Du 10 au 13 mars 2025, la ville de Fribourg a accueilli un forum international de haut niveau consacré à la gouvernance des ressources naturelles et minières en République Démocratique du Congo (RDC).
Cet événement majeur, organisé conjointement par le Centre d’Amitié Suisse-RDC et l’Institut du Fédéralisme de l’Université de Fribourg, a réuni une délégation congolaise de premier plan. Parmi les participants figuraient des représentants de l’Inspection générale des mines, du Ministère des Mines ainsi que de la Direction Générale des Impôts (DGI).
Les discussions ont principalement porté sur la fiscalité des ressources naturelles en RDC et l’étude du modèle fiscal suisse.
L’un des points centraux abordés concernait l’imposition des ressources naturelles et les nombreux défis qui en découlent.
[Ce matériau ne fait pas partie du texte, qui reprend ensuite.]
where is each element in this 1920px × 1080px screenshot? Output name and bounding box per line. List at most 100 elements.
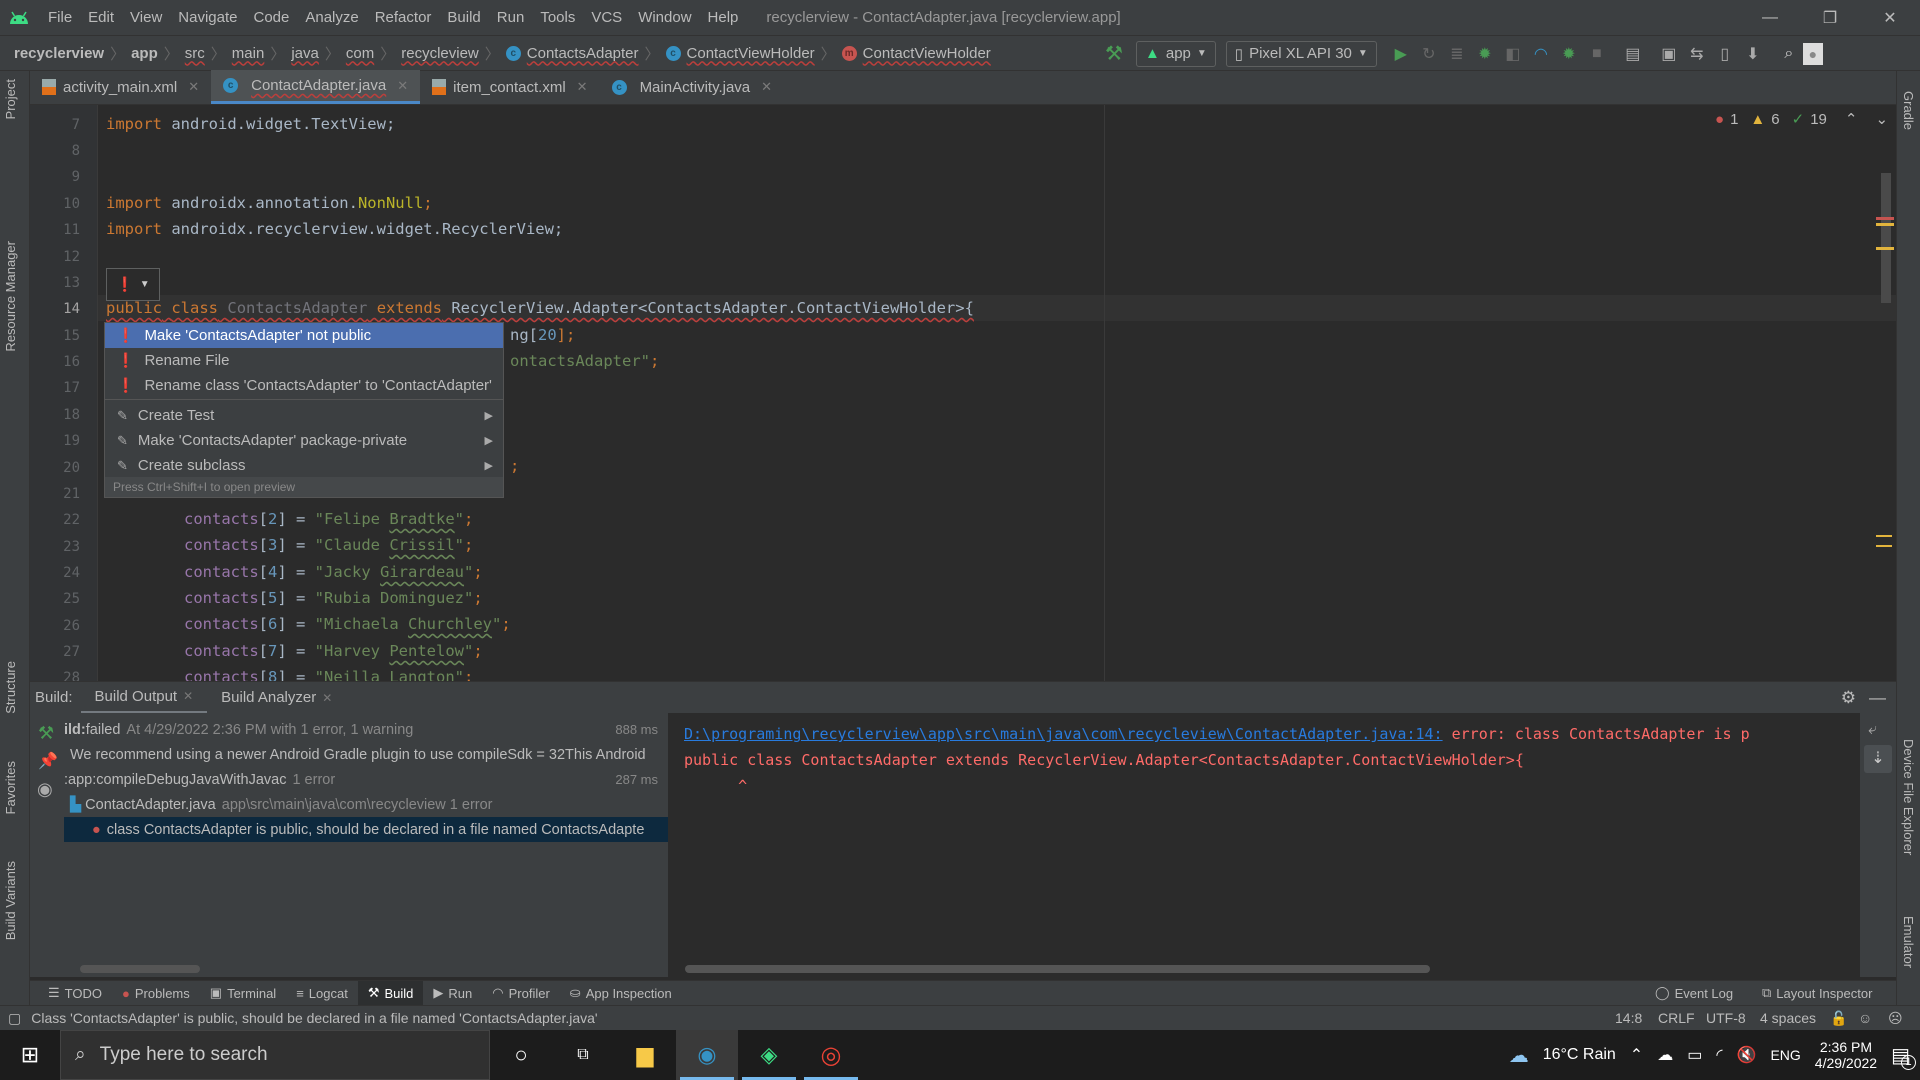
search-icon[interactable]: ⌕ [1775, 40, 1803, 68]
task-view-icon[interactable]: ⧉ [552, 1030, 614, 1080]
breadcrumb-item[interactable]: main [232, 45, 265, 62]
previous-highlight-icon[interactable]: ⌃ [1845, 110, 1858, 128]
tool-tab-run[interactable]: ▶ Run [423, 981, 482, 1006]
lock-icon[interactable]: 🔓 [1830, 1010, 1847, 1027]
tool-tab-layout-inspector[interactable]: ⧉ Layout Inspector [1752, 981, 1882, 1006]
menu-build[interactable]: Build [439, 0, 488, 36]
eye-icon[interactable]: ◉ [37, 779, 53, 800]
tool-tab-terminal[interactable]: ▣ Terminal [200, 981, 286, 1006]
line-separator[interactable]: CRLF [1658, 1010, 1695, 1026]
editor-scrollbar[interactable] [1881, 173, 1891, 303]
smile-feedback-icon[interactable]: ☺ [1858, 1010, 1872, 1026]
tab-item-contact[interactable]: item_contact.xml ✕ [420, 70, 599, 104]
device-manager-icon[interactable]: ▣ [1655, 40, 1683, 68]
menu-edit[interactable]: Edit [80, 0, 122, 36]
taskbar-search[interactable]: ⌕ Type here to search [60, 1030, 490, 1080]
menu-file[interactable]: File [40, 0, 80, 36]
close-icon[interactable]: ✕ [188, 79, 199, 95]
menu-window[interactable]: Window [630, 0, 699, 36]
battery-icon[interactable]: ▭ [1687, 1045, 1702, 1065]
tool-resource-manager[interactable]: Resource Manager [3, 241, 18, 352]
stop-icon[interactable]: ■ [1583, 40, 1611, 68]
intention-package-private[interactable]: ✎ Make 'ContactsAdapter' package-private ▶ [105, 428, 503, 453]
cortana-icon[interactable]: ○ [490, 1030, 552, 1080]
inspection-widget[interactable]: ● 1 ▲ 6 ✓ 19 ⌃ ⌄ [1715, 110, 1888, 129]
tool-tab-todo[interactable]: ☰ TODO [38, 981, 112, 1006]
tab-build-output[interactable]: Build Output ✕ [80, 682, 208, 714]
fix-rename-class[interactable]: ❗ Rename class 'ContactsAdapter' to 'Cont… [105, 373, 503, 398]
android-studio-taskbar-icon[interactable]: ◉ [676, 1030, 738, 1080]
show-hidden-icons-icon[interactable]: ⌃ [1630, 1045, 1643, 1065]
tool-tab-problems[interactable]: ● Problems [112, 981, 200, 1006]
tab-contact-adapter[interactable]: c ContactAdapter.java ✕ [211, 70, 421, 104]
tree-horizontal-scrollbar[interactable] [80, 965, 200, 973]
windows-start-icon[interactable]: ⊞ [0, 1030, 60, 1080]
next-highlight-icon[interactable]: ⌄ [1875, 110, 1888, 128]
debug-icon[interactable]: ✹ [1471, 40, 1499, 68]
avd-manager-icon[interactable]: ▯ [1711, 40, 1739, 68]
tool-structure[interactable]: Structure [3, 661, 18, 714]
error-file-link[interactable]: D:\programing\recyclerview\app\src\main\… [684, 725, 1443, 743]
chrome-icon[interactable]: ◎ [800, 1030, 862, 1080]
breadcrumb-item[interactable]: app [131, 45, 158, 62]
clock[interactable]: 2:36 PM 4/29/2022 [1815, 1039, 1877, 1071]
run-icon[interactable]: ▶ [1387, 40, 1415, 68]
onedrive-icon[interactable]: ☁ [1657, 1045, 1673, 1065]
sdk-manager-icon[interactable]: ⬇ [1739, 40, 1767, 68]
emulator-taskbar-icon[interactable]: ◈ [738, 1030, 800, 1080]
tab-build-analyzer[interactable]: Build Analyzer ✕ [207, 682, 346, 714]
quick-fix-bulb-button[interactable]: ❗ ▼ [106, 268, 160, 301]
apply-changes-icon[interactable]: ↻ [1415, 40, 1443, 68]
sync-gradle-icon[interactable]: ⇆ [1683, 40, 1711, 68]
tool-emulator[interactable]: Emulator [1901, 916, 1916, 968]
menu-help[interactable]: Help [700, 0, 747, 36]
restore-button[interactable]: ❐ [1800, 0, 1860, 36]
menu-view[interactable]: View [122, 0, 170, 36]
tree-row[interactable]: ild: failed At 4/29/2022 2:36 PM with 1 e… [64, 717, 668, 742]
menu-code[interactable]: Code [245, 0, 297, 36]
menu-refactor[interactable]: Refactor [367, 0, 440, 36]
menu-tools[interactable]: Tools [532, 0, 583, 36]
tree-row-selected[interactable]: ● class ContactsAdapter is public, should… [64, 817, 668, 842]
make-project-hammer-icon[interactable]: ⚒ [1100, 40, 1128, 68]
hammer-icon[interactable]: ⚒ [38, 723, 54, 744]
pin-icon[interactable]: 📌 [38, 751, 58, 771]
breadcrumb-item[interactable]: src [185, 45, 205, 62]
account-avatar[interactable]: ● [1802, 42, 1823, 65]
error-stripe-marker[interactable] [1876, 217, 1894, 220]
breadcrumb-item[interactable]: c ContactViewHolder [665, 45, 815, 62]
tree-row[interactable]: We recommend using a newer Android Gradl… [64, 742, 668, 767]
menu-navigate[interactable]: Navigate [170, 0, 245, 36]
breadcrumb-item[interactable]: java [291, 45, 319, 62]
weather-rain-icon[interactable]: ☁ [1509, 1043, 1529, 1068]
warning-stripe-marker[interactable] [1876, 223, 1894, 226]
breadcrumb-item[interactable]: recyclerview [14, 45, 104, 62]
language-indicator[interactable]: ENG [1770, 1047, 1800, 1063]
scroll-to-end-icon[interactable]: ⇣ [1864, 745, 1892, 773]
wifi-icon[interactable]: ◜ [1716, 1045, 1722, 1065]
close-icon[interactable]: ✕ [761, 79, 772, 95]
gear-icon[interactable]: ⚙ [1841, 688, 1856, 708]
file-explorer-icon[interactable]: ▆ [614, 1030, 676, 1080]
soft-wrap-icon[interactable]: ⤶ [1868, 721, 1877, 739]
tool-tab-build[interactable]: ⚒ Build [357, 980, 424, 1006]
tool-tab-event-log[interactable]: ◯ Event Log [1645, 981, 1743, 1006]
close-icon[interactable]: ✕ [183, 689, 193, 703]
run-config-select[interactable]: ▲ app ▼ [1136, 40, 1216, 67]
build-console[interactable]: D:\programing\recyclerview\app\src\main\… [668, 713, 1860, 977]
frown-feedback-icon[interactable]: ☹ [1888, 1010, 1903, 1027]
weather-text[interactable]: 16°C Rain [1543, 1046, 1616, 1064]
status-message[interactable]: Class 'ContactsAdapter' is public, shoul… [31, 1010, 597, 1026]
project-structure-icon[interactable]: ▤ [1619, 40, 1647, 68]
tool-gradle[interactable]: Gradle [1901, 91, 1916, 130]
tool-build-variants[interactable]: Build Variants [3, 861, 18, 940]
close-icon[interactable]: ✕ [322, 691, 332, 705]
minimize-button[interactable]: — [1740, 0, 1800, 36]
tool-tab-profiler[interactable]: ◠ Profiler [482, 981, 560, 1006]
breadcrumb-item[interactable]: m ContactViewHolder [841, 45, 991, 62]
tool-device-file-explorer[interactable]: Device File Explorer [1901, 739, 1916, 855]
tool-tab-app-inspection[interactable]: ⛀ App Inspection [560, 981, 682, 1006]
intention-create-test[interactable]: ✎ Create Test ▶ [105, 403, 503, 428]
fix-rename-file[interactable]: ❗ Rename File [105, 348, 503, 373]
intention-create-subclass[interactable]: ✎ Create subclass ▶ [105, 453, 503, 478]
Les débats ont mis en lumière des problématiques telles que la surexploitation des richesses du sous-sol, la volatilité des revenus qu’elles génèrent et les risques associés à la “malédiction des ressources”, notamment la corruption, l’instabilité politique et le manque de diversification économique.
Une attention particulière a été accordée aux avantages et limites des modèles centralisés et décentralisés de taxation, ainsi qu’aux mécanismes de redistribution fiscale, qui peuvent favoriser une meilleure gestion des ressources.
Par ailleurs, l’analyse du système fiscal suisse a permis d’explorer son organisation marquée par une forte autonomie cantonale et les dynamiques de concurrence fiscale qui en résultent. Des stratégies visant à atténuer ces effets ont été discutées, notamment la péréquation financière.
Les réformes fiscales en cours, comme l’introduction d’un impôt complémentaire sur les bénéfices et la transition vers une imposition individuelle des contribuables mariés, ont été présentées comme des avancées significatives.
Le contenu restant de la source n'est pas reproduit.